Banyak orang khususnya orang awam mengenai otomotif ataupun Performance Riding berpendapat bahwa speeding atau mengebut di Jalan Raya adalah salah satu contoh dari ugal-ugalan. Sebelumnya mari kita telaah apa itu definisi dari mengebut, mengebut adalah suatu perlakuan di Jalan Raya dengan berkendara lebih cepat dari kendaraan lain yang ada di jalan. Misalkan, mayoritas pengendara melaju dengan kecepatan rata-rata 60 km/h, sedangkan kita melaju dengan kecepatan diatasnya contoh 80 km/h.
- Motor atau Mobil kita adalah memang kendaraan yang diciptakan untuk kecepatan sehingga jika kita mengendarainya dengan pelan maka kita akan bermasalah seperti misalkan Moge yang mesinnya mudah mati ketika berjalan pelan.
- Kita sedang diburu oleh waktu dan harus cepat-cepat sampai ke tujuan, misalkan Rumah Sakit.
- Tidak munafik kalau saya katakan bahwa kita adalah seorang speed junkie.

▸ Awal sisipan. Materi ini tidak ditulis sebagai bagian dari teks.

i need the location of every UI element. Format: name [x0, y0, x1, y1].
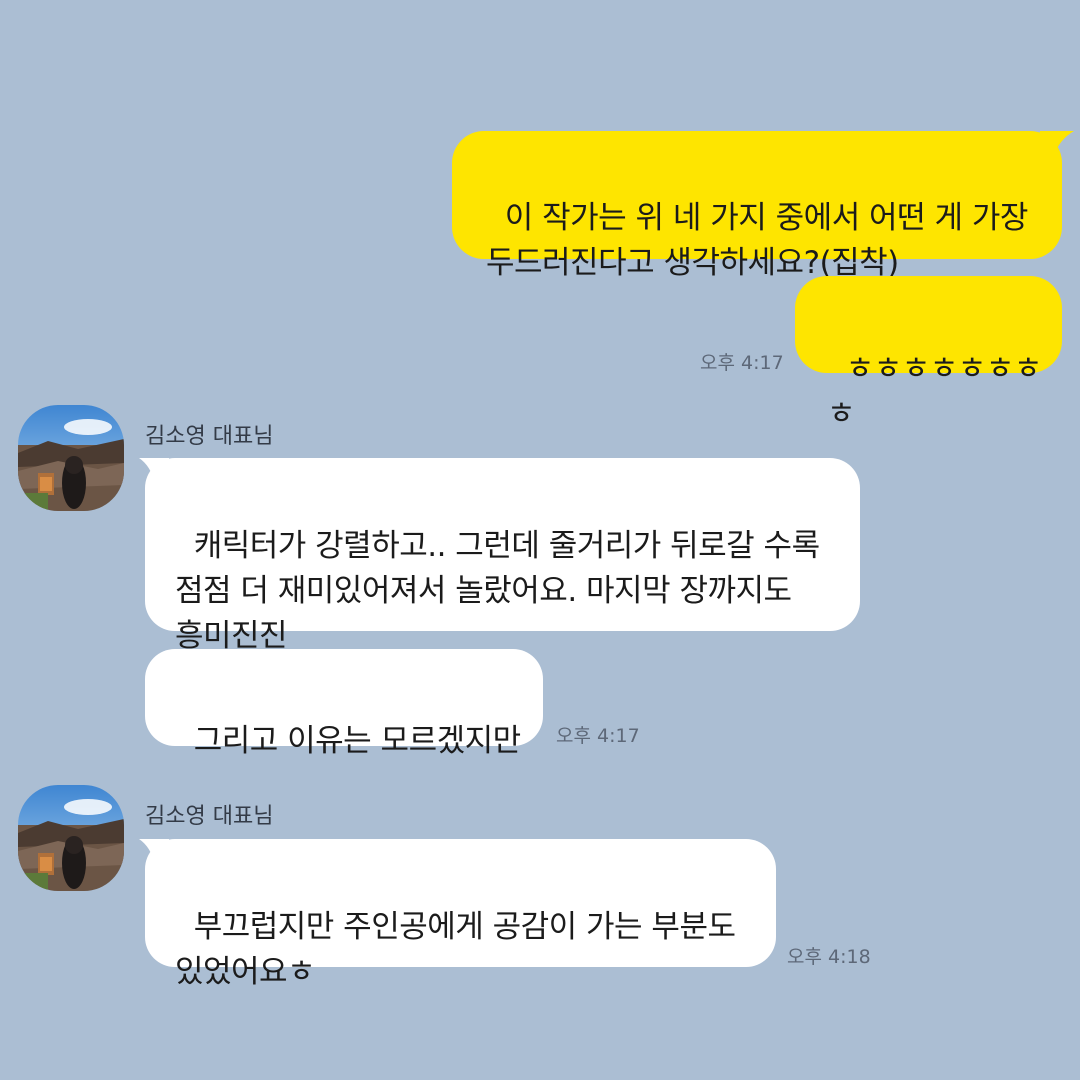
sender-name: 김소영 대표님 — [145, 804, 274, 829]
sender-name: 김소영 대표님 — [145, 424, 274, 449]
my-message-bubble[interactable]: 이 작가는 위 네 가지 중에서 어떤 게 가장 두드러진다고 생각하세요?(집… — [452, 131, 1062, 281]
message-text: 캐릭터가 강렬하고.. 그런데 줄거리가 뒤로갈 수록 점점 더 재미있어져서 … — [175, 528, 820, 654]
profile-photo-icon — [18, 405, 124, 511]
message-text: 그리고 이유는 모르겠지만 — [193, 723, 521, 759]
my-message-bubble[interactable]: ㅎㅎㅎㅎㅎㅎㅎㅎ — [795, 276, 1062, 432]
message-text: ㅎㅎㅎㅎㅎㅎㅎㅎ — [827, 351, 1042, 432]
message-timestamp: 오후 4:18 — [787, 946, 871, 968]
their-message-bubble[interactable]: 캐릭터가 강렬하고.. 그런데 줄거리가 뒤로갈 수록 점점 더 재미있어져서 … — [145, 458, 860, 654]
my-bubble-tail — [1040, 131, 1074, 155]
message-text: 이 작가는 위 네 가지 중에서 어떤 게 가장 두드러진다고 생각하세요?(집… — [486, 200, 1028, 281]
profile-photo-icon — [18, 785, 124, 891]
profile-avatar[interactable] — [18, 785, 124, 891]
message-timestamp: 오후 4:17 — [700, 352, 784, 374]
their-message-bubble[interactable]: 그리고 이유는 모르겠지만 — [145, 649, 543, 759]
profile-avatar[interactable] — [18, 405, 124, 511]
message-timestamp: 오후 4:17 — [556, 725, 640, 747]
their-message-bubble[interactable]: 부끄럽지만 주인공에게 공감이 가는 부분도 있었어요ㅎ — [145, 839, 776, 990]
message-text: 부끄럽지만 주인공에게 공감이 가는 부분도 있었어요ㅎ — [175, 909, 736, 990]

Saya pikir tidak masalah mengebut jika kita masih bisa menaati rambu-rambu yang ada, seperti menyalakan lampu di siang hari sebagai tanda keberadaan kita yang akan menyalip kendaraan lain juga kita harus mengenakan safety gears yang layak untuk melindungi diri kita jika suatu saat mengalami kecelakaan. Juga ada yang bilang kalau kecepatan maksimal kendaraan di Jalan perkotaan adalah 60 km/h, saya-pun tidak tahu apakah peraturan itu benar-benar ada?

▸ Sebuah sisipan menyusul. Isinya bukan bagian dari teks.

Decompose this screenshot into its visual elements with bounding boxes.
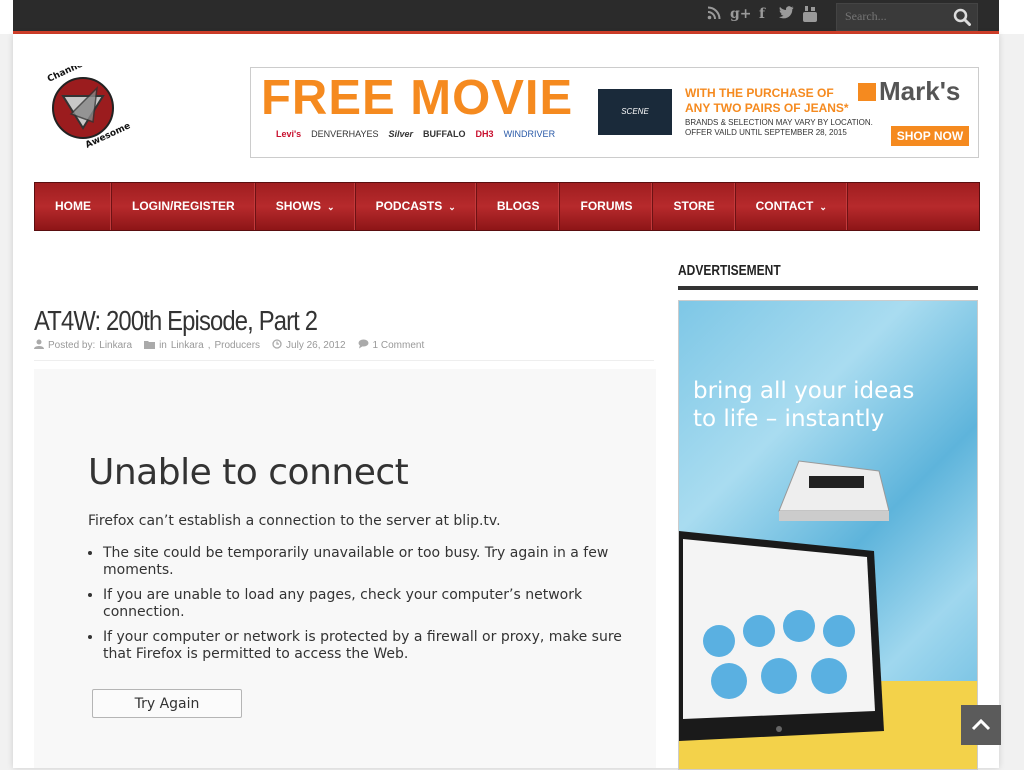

Apa itu ugal-ugalan? Ugal-ugalan adalah sebuah tindakan di Jalan Raya yang berlaju tidak sesuai etika untuk keselamatan diri sendiri dan pengguna jalan lain. Contoh dari ugal-ugalan adalah kita mengebut secara menyerobot jalur kiri tiba-tiba kembali ke lajur kanan dan kembali lagi ke kiri atau biasa disebut dengan zig-zag. Tidak munafik, saya-pun sering melakukan zig-zag ketika mengebut. Mungkin juga anda?
Pertanyaannya, mengapa saya zig-zag ketika mengebut?

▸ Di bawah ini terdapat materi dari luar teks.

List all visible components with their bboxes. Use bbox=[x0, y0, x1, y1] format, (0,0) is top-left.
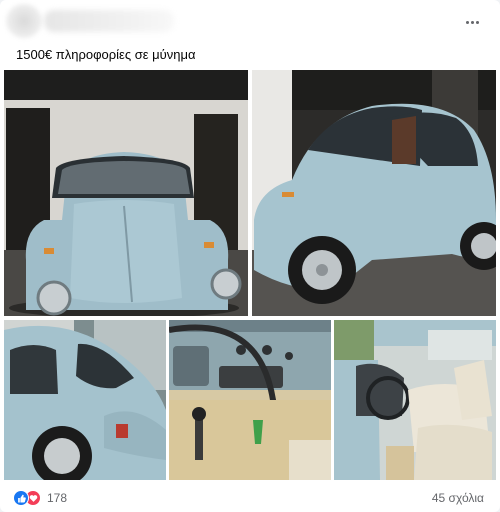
post-caption: 1500€ πληροφορίες σε μύνημα bbox=[16, 47, 196, 62]
more-horizontal-icon bbox=[465, 20, 469, 24]
feed-post: 1500€ πληροφορίες σε μύνημα 178 45 σχόλι… bbox=[0, 0, 500, 512]
photo-side-garage[interactable] bbox=[252, 70, 496, 316]
post-footer: 178 45 σχόλια bbox=[0, 484, 500, 512]
photo-gallery bbox=[0, 68, 500, 484]
photo-interior-seats[interactable] bbox=[334, 320, 496, 480]
avatar[interactable] bbox=[6, 4, 42, 38]
comments-count-link[interactable]: 45 σχόλια bbox=[432, 491, 484, 505]
photo-rear-closeup[interactable] bbox=[4, 320, 166, 480]
photo-dashboard[interactable] bbox=[169, 320, 331, 480]
photo-front-garage[interactable] bbox=[4, 70, 248, 316]
like-icon bbox=[13, 490, 29, 506]
more-options-button[interactable] bbox=[460, 12, 484, 32]
reaction-count: 178 bbox=[47, 491, 68, 505]
author-name[interactable] bbox=[44, 10, 174, 32]
reactions-summary[interactable]: 178 bbox=[13, 490, 67, 506]
post-header bbox=[0, 0, 500, 44]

Ya jelas karena saya (kita) terkadang jengkel dengan pengendara yang berjalan pelan di depan kita padahal itu adalah lajur untuk berkendara cepat atau lajur untuk mendahului yang biasanya berada di sebelah kanan. Seharusnya mereka sadar kalau ada kendaraan di belakang yang ingin mendahului namun mereka tidak mau berpindah ke jalur untuk kendaraan lambat yang berada di sebelah kiri, walaupun telah kita beri tanda agar mereka menyingkir dari lajur cepat, seperti menggunakan klakson, lampu tembak ataupun lampu sein. Tentunya kita sering menjumpai kejadian seperti ini, salah satunya di Jalan Tol.
Dengan contoh demikian, berarti kita sering melakukan zig-zag ataupun ugal-ugalan.
Tapi yang menjadi masalah mengapa ketika kita speeding, gaya berkendara kita menjadi zig-zag dan juga ugal-ugalan?
Ya jelas, kita ugal-ugalan bukan karena kesalahan kita, melainkan karena perilaku mereka.